Wystarczy jeden samochód zaparkowany w niedozwolonym miejscu przez nierozsądnych kierowców, aby inni użytkownicy ruchu drogowego mieli problem z bezpiecznym wjazdem na drogę, w tym wypadku powiatową. Sytuacja powinna ulec poprawie, pod warunkiem, że nowo postawiony znak będzie odstraszał przed nieodpowiedzialnymi zachowaniami.
Zarządca drogi powiatowej znajdującej się na ul. Czerniejewskiej postawił znak zakazu zatrzymywania, który był oczekiwany od wielu miesięcy przez mieszkańców ul. Wojska Polskiego, często nie mogących bezpiecznie włączyć się do ruchu, przez bezmyślnie zaparkowane pojazdy. Jeszcze w ubiegłym roku, wniosek Przewodniczącego Zarządu Osiedla Nr 5 Pawła Roszyka, trafił do UGiM w Witkowie, a następnie został przekazany zarządcy drogi powiatowej pismem, w którym poproszono o zastosowanie np. znaku B-36 „zakaz zatrzymywania się” argumentując to brakiem bezpiecznego włączenia się do ruchu podczas wyjazdu z ul. Wojska Polskiego. Wniosek ten trafił na posiedzenie Komisji Bezpieczeństwa i Porządku Publicznego w Starostwie Powiatowym w Gnieźnie, uzyskując negatywną opinię. Został on jednak wznowiony i uzupełniony o dokumentację zdjęciową, na której zobrazowany został problem wyjazdu z ul. Wojska Polskiego. Po ponownej analizie, komisja zaopiniowała go pozytywnie. Kilka dni temu postawiono znak, który był oczekiwany przez wielu mieszkańców bloków przy ul. Wojska Polskiego. Czy zakaz przyniesie oczekiwany skutek? Przekonamy się już niebawem.

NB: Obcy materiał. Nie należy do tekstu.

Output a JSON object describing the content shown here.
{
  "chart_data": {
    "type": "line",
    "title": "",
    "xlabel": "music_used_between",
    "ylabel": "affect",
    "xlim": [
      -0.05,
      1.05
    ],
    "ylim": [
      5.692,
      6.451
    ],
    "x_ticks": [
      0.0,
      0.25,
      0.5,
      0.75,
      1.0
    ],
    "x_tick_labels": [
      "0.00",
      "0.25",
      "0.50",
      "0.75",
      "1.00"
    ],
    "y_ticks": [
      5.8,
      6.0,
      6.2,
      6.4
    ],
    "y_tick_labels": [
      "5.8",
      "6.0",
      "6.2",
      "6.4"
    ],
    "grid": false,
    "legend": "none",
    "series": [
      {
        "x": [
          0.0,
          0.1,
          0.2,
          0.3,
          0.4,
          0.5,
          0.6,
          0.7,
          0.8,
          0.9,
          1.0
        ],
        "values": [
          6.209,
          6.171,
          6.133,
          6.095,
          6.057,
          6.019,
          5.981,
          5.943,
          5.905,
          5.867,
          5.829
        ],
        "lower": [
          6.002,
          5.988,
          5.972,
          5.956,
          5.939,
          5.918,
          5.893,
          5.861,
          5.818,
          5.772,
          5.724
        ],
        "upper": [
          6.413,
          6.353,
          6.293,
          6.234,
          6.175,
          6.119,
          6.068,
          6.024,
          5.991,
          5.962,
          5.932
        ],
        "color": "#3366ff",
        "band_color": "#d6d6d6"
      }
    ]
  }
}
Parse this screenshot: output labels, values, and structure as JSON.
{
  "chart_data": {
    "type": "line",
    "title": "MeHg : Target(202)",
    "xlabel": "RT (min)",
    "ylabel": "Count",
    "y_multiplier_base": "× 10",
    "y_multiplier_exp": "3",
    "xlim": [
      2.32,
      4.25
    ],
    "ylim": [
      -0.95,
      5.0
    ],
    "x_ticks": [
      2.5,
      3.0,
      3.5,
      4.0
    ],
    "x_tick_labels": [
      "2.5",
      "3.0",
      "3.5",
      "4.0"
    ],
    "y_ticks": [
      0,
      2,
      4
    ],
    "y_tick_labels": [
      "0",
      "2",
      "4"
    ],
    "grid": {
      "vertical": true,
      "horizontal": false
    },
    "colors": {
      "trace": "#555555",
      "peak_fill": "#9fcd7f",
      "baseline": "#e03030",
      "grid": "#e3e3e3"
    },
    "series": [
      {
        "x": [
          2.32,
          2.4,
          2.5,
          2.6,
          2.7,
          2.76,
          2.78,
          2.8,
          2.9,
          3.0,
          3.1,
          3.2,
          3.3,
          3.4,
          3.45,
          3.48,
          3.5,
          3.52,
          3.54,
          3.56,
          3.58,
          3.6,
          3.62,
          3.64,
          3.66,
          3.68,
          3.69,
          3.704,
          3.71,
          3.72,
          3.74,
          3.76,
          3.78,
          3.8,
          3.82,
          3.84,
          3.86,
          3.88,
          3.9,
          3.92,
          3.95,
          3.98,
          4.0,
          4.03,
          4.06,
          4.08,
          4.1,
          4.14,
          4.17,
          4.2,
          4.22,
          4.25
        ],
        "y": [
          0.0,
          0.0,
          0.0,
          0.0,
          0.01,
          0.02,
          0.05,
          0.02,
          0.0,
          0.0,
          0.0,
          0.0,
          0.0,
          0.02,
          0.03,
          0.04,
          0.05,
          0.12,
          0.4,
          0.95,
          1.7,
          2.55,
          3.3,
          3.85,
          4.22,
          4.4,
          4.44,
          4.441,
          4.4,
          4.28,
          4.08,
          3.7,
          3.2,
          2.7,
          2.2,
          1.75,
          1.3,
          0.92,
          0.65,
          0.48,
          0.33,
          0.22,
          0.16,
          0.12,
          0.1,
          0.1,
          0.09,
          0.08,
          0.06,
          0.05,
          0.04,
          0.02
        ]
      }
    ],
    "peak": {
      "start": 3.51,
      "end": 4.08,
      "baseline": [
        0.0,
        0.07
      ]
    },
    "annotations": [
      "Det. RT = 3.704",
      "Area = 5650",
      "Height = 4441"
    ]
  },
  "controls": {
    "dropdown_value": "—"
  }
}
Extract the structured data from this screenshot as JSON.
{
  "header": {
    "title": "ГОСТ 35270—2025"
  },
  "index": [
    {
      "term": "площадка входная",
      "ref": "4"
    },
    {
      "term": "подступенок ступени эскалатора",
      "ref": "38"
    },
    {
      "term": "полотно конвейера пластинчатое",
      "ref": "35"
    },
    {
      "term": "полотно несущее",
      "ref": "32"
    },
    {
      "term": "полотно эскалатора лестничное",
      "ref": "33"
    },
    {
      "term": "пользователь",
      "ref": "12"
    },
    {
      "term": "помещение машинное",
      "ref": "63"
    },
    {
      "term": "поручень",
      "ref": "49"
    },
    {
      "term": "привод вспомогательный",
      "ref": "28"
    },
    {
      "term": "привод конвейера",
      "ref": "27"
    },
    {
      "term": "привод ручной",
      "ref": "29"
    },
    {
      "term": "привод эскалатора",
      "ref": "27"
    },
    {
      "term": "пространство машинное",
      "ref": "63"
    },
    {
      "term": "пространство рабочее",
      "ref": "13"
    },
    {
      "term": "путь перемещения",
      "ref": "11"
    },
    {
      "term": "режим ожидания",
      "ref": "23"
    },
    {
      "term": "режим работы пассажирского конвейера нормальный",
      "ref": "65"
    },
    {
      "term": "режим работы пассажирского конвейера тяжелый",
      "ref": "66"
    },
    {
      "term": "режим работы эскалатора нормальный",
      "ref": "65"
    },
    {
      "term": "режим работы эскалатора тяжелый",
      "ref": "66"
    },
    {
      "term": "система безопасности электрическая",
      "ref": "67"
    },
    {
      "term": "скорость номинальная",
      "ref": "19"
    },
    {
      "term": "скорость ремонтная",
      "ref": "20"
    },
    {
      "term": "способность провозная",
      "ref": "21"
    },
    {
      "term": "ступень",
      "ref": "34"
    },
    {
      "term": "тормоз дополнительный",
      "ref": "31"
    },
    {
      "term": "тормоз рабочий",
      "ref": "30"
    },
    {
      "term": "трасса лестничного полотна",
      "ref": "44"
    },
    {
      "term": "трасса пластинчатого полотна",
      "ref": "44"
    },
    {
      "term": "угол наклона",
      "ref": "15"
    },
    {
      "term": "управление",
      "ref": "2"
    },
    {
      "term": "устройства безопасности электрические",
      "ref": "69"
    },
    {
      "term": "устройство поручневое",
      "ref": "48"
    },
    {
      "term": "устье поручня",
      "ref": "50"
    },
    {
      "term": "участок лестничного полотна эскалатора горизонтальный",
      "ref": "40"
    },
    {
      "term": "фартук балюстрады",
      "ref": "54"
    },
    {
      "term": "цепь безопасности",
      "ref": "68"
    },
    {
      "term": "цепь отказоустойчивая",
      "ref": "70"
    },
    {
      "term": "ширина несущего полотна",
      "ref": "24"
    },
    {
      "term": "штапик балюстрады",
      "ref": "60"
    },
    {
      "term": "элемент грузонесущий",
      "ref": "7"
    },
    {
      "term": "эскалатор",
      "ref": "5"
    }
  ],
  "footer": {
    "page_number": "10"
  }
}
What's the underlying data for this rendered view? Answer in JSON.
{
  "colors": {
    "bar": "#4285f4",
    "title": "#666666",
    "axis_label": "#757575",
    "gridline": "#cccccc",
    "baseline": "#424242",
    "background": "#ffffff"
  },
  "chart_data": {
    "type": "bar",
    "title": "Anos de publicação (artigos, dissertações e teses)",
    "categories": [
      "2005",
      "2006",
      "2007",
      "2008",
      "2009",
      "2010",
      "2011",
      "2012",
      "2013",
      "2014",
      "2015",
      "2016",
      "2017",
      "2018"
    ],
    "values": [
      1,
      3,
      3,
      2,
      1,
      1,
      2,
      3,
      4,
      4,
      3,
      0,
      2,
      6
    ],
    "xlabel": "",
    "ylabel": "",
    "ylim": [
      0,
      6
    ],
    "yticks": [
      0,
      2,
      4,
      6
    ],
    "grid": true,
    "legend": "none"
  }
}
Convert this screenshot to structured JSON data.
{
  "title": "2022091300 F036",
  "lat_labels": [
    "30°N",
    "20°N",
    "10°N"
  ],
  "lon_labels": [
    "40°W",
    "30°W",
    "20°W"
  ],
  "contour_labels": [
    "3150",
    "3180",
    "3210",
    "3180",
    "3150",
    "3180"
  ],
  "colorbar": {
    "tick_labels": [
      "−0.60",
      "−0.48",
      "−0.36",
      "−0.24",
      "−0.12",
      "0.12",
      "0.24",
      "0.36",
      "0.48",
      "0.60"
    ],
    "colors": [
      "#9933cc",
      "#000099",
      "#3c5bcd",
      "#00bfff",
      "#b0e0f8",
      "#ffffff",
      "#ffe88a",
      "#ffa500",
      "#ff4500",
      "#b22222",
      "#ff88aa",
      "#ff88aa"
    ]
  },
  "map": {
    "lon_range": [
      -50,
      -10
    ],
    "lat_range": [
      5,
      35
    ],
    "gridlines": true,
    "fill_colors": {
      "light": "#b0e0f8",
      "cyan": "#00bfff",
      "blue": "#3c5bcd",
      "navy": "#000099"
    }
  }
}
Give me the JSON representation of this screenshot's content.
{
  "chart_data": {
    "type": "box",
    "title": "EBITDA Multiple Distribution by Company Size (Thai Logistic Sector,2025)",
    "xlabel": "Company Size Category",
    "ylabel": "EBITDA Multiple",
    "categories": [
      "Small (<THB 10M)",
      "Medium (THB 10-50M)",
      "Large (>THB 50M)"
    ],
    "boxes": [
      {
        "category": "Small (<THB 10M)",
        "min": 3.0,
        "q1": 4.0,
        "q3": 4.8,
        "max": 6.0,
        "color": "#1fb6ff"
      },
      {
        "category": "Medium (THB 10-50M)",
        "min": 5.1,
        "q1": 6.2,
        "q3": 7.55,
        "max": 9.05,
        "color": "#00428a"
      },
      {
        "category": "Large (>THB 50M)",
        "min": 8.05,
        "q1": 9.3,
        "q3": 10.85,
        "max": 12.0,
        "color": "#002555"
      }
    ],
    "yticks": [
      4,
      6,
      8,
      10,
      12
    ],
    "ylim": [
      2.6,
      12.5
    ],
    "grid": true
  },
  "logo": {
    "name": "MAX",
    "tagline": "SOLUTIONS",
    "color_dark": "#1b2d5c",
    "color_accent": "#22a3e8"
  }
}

– Mam nadzieję, że kilku kierowców widząc znak zakazu zatrzymywania przestanie stawiać samochody zaraz przy wyjeździe z naszej ulicy. Wszyscy mamy dość włączania się do ruchu, czasem na chybił trafił, bo nie da się inaczej wyjechać, gdy zasłaniają drogę głupio zaparkowane pojazdy! Apeluję do policji o zainteresowanie się w końcu tą sprawą, w przypadku łamania przepisów ruchu drogowego i narażanie innych kierowców na wypadek! – powiedziała wzburzona mieszkanka jednego z bloków przy ul. Wojska Polskiego.